В комнате, именуемой «Я и Они», были развешаны фотографии хозяина Евгения Генриховича Франка в обществе самых именитых людей планеты. Франку пожимали руки русский Президент и Премьер-министр. С ним обнимались гологрудые голливудские актрисы. Он припадал к руке Папы Римского. В альпинистском облачении он стоял на вершине Монблана рядом с американским миллиардером, покорителем вершин. На палубе элегантной яхты он держал огромного пойманного тунца, а рядом улыбался своими индейскими губами Президент Венесуэлы. Здесь пахло вкусными лаками дорогих рамок и кожей расставленных диванов.

Небольшая галерея современных художников именовалась «Центр Помпиду». Здесь висели Малевич, Кандинский, Энди Уорхол, современные русские мастера Виноградов и Дубоссарский. Холсты сохранили запах гуаши и масла, словно их привезли из лучших музеев мира.

В комнатах на обоих этажах было множество уютных уголков, в которых шумели, разглагольствовали, спорили и хохотали гости. Подходили к бару, где виртуозный бармен наливал им в стаканы виски, бросал серебряными щипцами ломтики льда. Иногда подвыпивший гость ронял стакан или рюмку. Стекло разбивалось. Тут же появлялся милый служитель, сгребал в совочек осколки и уносил с виноватой улыбкой.

В одном из уголков, на мягких диванах, поставив на столик стаканы с виски, расселась компания подвыпивших гостей.

– Нет, ты смотри, смотри! Смотри сюда, говорю! – главный редактор влиятельной либеральной газеты, с круглым животом, на котором расстегнулась рубаха, совал под нос своему соседу, аналитику политического центра, айфон. Показывал фотографию. – Это знаешь кто? Это бизон! Их всего десять на земле. Они в Красной книге! И одного я съел. Пятьсот тысяч евро! Ну, конечно, не всего, а самое вкусное.

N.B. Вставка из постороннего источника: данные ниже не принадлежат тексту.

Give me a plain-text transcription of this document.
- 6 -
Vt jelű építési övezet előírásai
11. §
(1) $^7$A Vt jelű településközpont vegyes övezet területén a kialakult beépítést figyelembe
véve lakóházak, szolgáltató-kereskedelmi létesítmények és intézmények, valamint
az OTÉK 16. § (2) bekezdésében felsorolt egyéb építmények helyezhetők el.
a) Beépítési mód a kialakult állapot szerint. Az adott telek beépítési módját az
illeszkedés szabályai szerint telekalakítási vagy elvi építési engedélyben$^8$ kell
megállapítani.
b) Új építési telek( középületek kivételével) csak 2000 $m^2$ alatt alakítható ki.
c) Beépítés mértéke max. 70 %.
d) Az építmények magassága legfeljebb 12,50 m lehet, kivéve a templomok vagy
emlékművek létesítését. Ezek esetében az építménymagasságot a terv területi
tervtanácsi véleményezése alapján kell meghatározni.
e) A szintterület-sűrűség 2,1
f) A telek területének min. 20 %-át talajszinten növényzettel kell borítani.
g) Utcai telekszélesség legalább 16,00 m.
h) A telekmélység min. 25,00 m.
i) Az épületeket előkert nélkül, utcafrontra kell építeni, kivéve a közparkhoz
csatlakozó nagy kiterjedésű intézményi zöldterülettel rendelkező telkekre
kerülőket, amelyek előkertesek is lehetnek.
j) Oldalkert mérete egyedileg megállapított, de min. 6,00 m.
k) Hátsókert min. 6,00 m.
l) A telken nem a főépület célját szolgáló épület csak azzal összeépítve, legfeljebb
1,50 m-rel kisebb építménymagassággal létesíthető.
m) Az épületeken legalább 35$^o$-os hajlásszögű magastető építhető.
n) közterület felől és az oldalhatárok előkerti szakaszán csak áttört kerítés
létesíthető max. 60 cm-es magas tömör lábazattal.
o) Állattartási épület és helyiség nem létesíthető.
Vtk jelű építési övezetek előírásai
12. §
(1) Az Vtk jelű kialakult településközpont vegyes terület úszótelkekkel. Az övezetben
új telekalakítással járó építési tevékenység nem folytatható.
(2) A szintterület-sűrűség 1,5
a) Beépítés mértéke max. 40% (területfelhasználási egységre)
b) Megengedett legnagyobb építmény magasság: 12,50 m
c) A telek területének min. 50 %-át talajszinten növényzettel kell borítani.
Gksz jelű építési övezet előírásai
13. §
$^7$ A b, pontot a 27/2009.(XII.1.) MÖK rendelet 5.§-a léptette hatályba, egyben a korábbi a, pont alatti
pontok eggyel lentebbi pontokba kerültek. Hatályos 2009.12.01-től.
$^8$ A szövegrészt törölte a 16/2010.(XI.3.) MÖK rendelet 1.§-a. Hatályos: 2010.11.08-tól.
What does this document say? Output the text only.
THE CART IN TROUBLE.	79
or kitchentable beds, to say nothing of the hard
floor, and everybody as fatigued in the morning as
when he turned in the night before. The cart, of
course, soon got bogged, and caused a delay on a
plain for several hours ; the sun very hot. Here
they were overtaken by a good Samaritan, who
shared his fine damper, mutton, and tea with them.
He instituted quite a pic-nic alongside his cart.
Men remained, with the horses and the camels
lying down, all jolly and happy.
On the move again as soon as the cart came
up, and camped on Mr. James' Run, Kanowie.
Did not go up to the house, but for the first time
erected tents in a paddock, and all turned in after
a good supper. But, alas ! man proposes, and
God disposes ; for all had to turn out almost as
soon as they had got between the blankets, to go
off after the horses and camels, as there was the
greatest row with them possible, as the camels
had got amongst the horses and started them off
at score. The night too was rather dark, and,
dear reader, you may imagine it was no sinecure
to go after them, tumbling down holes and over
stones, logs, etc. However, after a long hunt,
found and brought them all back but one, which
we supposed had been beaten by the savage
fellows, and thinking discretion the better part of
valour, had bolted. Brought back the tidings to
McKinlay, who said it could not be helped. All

Знаешь, что у него самое вкусное? Глаза! Я съел глаза бизона! – Он настойчиво навязывал соседу картинку, где в огромной печи на кованом вертеле жарилась туша бизона.

Аналитик, тощий, с нервным кадыком, смотрел злыми глазами на быка, открыв перед редактором свой айфон;

– Твой бизон тьфу! Это что, знаешь? Морские черви острова Галапагос. Я их ел сырыми, прямо из лодки. У них вкус курицы, а запах лука. Ты этого не ел никогда!

– А ты ел строганину из яиц моржа? Я специально летал в Арктику, чтобы поесть яйца моржа. Сейчас тебе покажу – Он перебирал картинки в айфоне с изображением экзотических блюд.

– А я в Нигерии ел ночных бабочек. Банановый шелкопряд. Они кормятся на плодах банана. Отрываешь им жопку, жуешь и чувствуешь вкус банана! – Аналитик тыкал пальцем в айфон в поисках желанной картинки.

Они оба были подвержены страсти, которая заставляла их путешествовать по континентам в поисках небывалых блюд. Ели насекомых, волокна найденных в Якутии мамонтов, волосы обезьян, детородные органы рыб и млекопитающих. Фотографировали кушанья, наводняя Интернет чудесами гастрономии, заставлявшими вспомнить смерть капитана Кука.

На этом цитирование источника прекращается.